The volume conjecture remains open in full generality. We summarize the evidence and the key ideas behind partial results.

Kashaev's original formulation (1997). Kashaev defined a knot invariant $\langle K\rangle_N$ using quantum dilogarithms (related to the 6j-symbols of $U_q(\mathfrak{sl}_2)$) and observed numerically that $\lim_{N\to\infty}\frac{\log|\langle K\rangle_N|}{N} = \frac{\mathrm{Vol}(S^3\setminus K)}{2\pi}$ for several hyperbolic knots.

Murakami-Murakami identification (2001). They proved $\langle K\rangle_N = J_K^{(N)}(e^{2\pi i/N})$, identifying Kashaev's invariant with the colored Jones polynomial at a root of unity, giving the standard formulation.

Verified cases:

• Figure-eight knot ($4_1$): Proved by Ekholm (2000, unpublished) and later by several authors. The key is the explicit formula $J_{4_1}^{(N)}(q) = \sum_{k=0}^{N-1}\prod_{j=1}^k|1-q^j|^2$ and the asymptotic analysis using the saddle-point method. The critical point gives $\mathrm{Vol}(S^3\setminus 4_1) = 2.0298832\ldots = 6\Lambda(\pi/3)$ where $\Lambda$ is the Lobachevsky function.
• Torus knots: $J_{T(p,q)}^{(N)}(e^{2\pi i/N})$ grows polynomially (not exponentially), giving volume $0$, consistent with torus knots being non-hyperbolic (their complements are Seifert fibered with zero hyperbolic volume).
• Twist knots, some pretzel knots: Verified numerically and in some cases rigorously.

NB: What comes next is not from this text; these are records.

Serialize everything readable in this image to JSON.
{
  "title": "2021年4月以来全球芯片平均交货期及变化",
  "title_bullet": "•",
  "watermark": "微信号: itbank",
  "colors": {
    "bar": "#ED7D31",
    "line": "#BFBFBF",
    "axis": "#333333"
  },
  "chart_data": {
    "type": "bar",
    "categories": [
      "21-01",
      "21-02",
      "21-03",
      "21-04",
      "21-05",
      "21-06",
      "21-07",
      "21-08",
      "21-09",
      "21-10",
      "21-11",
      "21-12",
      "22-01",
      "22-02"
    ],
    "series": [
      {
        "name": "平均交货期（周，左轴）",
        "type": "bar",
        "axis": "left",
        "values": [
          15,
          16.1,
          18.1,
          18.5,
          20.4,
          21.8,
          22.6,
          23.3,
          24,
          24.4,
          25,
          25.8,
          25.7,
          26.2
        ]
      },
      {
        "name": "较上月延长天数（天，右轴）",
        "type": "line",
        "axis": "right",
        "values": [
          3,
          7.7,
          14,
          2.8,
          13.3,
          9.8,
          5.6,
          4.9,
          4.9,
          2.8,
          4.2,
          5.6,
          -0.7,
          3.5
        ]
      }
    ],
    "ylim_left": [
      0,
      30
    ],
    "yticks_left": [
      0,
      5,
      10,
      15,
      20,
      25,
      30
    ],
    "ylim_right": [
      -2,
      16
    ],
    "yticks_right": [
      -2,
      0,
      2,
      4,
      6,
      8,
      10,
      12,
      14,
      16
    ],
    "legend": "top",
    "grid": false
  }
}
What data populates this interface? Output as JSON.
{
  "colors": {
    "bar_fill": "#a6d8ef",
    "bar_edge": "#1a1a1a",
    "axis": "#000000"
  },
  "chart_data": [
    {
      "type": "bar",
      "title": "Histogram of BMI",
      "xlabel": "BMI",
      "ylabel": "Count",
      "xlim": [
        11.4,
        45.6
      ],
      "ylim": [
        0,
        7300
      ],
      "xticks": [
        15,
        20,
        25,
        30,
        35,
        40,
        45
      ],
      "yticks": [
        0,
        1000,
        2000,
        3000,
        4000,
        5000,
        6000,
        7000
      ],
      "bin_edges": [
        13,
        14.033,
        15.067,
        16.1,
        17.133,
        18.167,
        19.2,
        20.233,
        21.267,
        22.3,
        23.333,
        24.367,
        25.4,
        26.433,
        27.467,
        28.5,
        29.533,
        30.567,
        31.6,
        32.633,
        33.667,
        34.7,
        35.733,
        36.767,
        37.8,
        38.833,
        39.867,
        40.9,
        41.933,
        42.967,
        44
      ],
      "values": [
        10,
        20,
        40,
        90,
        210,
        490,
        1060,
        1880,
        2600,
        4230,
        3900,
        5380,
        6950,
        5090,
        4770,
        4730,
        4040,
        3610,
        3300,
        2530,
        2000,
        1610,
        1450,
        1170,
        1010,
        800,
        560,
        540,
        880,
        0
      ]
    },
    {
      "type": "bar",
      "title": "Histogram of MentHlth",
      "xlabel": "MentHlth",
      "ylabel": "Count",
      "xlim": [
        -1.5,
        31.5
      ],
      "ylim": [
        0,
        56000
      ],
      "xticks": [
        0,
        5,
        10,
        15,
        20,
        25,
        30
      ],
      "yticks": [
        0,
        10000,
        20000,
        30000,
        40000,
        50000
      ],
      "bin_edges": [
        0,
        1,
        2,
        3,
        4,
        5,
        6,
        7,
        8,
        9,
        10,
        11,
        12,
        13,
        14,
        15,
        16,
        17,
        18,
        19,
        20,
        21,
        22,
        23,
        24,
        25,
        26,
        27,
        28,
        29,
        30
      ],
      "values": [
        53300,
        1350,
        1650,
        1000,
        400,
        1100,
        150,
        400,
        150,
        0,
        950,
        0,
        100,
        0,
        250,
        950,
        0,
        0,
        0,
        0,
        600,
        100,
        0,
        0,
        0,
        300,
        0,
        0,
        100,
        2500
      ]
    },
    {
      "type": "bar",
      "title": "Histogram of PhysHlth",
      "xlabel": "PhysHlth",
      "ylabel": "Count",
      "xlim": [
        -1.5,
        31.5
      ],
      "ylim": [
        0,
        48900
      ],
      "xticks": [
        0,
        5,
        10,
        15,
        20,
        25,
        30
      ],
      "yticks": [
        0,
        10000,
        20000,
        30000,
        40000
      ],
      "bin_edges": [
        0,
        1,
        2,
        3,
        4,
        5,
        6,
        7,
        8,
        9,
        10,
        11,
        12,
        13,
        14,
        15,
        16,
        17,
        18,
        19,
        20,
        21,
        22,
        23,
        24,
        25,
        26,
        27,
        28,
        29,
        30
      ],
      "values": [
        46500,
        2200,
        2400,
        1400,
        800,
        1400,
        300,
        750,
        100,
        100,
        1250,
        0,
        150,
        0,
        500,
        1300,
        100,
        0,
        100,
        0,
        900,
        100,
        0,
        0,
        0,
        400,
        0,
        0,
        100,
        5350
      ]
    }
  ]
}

Complexified volume conjecture (Gukov, Murakami). The stronger conjecture: $J_K^{(N)}(e^{2\pi i/N}) \sim_{N\to\infty} C\cdot N^\alpha\cdot\exp\left(\frac{N}{2\pi}(\mathrm{Vol}(S^3\setminus K) + i\,\mathrm{CS}(S^3\setminus K))\right)$ where $\mathrm{CS}$ is the Chern-Simons invariant. The saddle point of the integral representation corresponds to the hyperbolic structure.